The Trump administration is calling out cities and counties for their policies toward undocumented immigrants, and Washington state is well-represented on the list. 

Eleven Washington counties appear in a report the administration published Monday identifying jurisdictions that limit their cooperation with U.S. Immigration and Customs Enforcement, or ICE.

They have policies against honoring "detainer" requests by federal officials to hold someone in jail on suspected immigration violations. 

King County Council Chairman Joe McDermott called the list an "anti-democratic" attempt to pressure local governments to change their policies.

"It's actually trying to shame us," he said. 

President Donald Trump called for the report in a Jan. 25 executive order, saying the purpose was to "better inform the public regarding the public safety threats associated with sanctuary jurisdictions."

ICE officials plan to publish a report weekly. 

Acting ICE director Thomas Homan called detainer requests an important part of his agency's work.

“When law enforcement agencies fail to honor immigration detainers and release serious criminal offenders, it undermines ICE’s ability to protect the public safety and carry out its mission,” Homan said in a statement.

King County only honors detainer requests when immigration officials have a court order or in cases of people convicted of certain serious crimes. 

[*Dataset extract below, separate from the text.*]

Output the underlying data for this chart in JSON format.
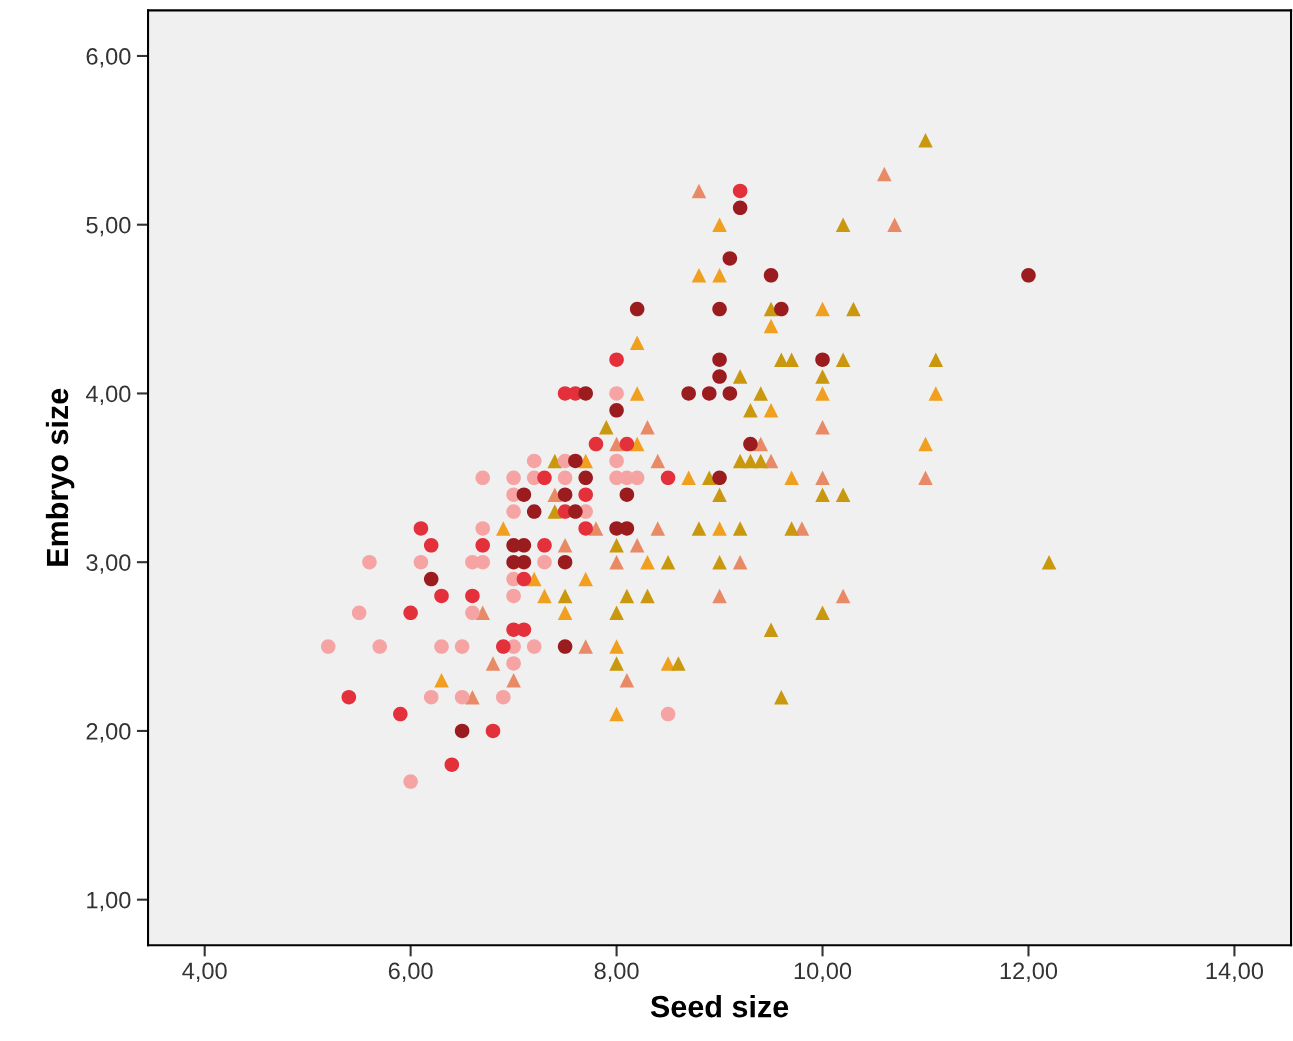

McDermott said ICE officials have never produced the paperwork necessary to meet the county's criteria for a detainer.  "In practice, we're honoring no ICE detainers," he said.

Snohomish County appears on a list of 10 "non-cooperating" governments that had the most detainer requests. The county received 12 requests during a one-week period covered by the report, according to ICE. 

That list is of limited value because immigration officials stopped requesting detainers in some, but not all, jurisdictions that do not comply. 

"If ICE truly felt that these offenders were a danger to society, they would establish probable cause and seek an arrest warrant, just like any other law enforcement agency," Snohomish County Sheriff Ty Trenary said in a statement.

"Since our policy to no longer honor detainer requests has been in place, ICE has produced zero warrants at our jail," said Trenary.

Snohomish County does not honor detainer requests without a judicial warrant or court order. Trenary said that policy is based on a 2014 federal court decision in Oregon.

"Not honoring ICE detainer requests has nothing to do with whether Snohomish County is a 'sanctuary' jurisdiction and has everything to do with following the letter of the law," he said.

Pierce County has the same policy, but was not listed anywhere in the report. ICE did not immediately respond to a request for comment.

An ICE official said there is "no known mechanism" for a federal judge to issue an arrest warrant in an immigration case, which is civil and not criminal. 

The report also highlights instances in which an undocumented immigrant was released from jail despite a detainer request, and lists the person's country of origin and a crime they are accused or convicted of.

The report identifies five such cases in Washington state during the week of Jan. 28 to Feb 3.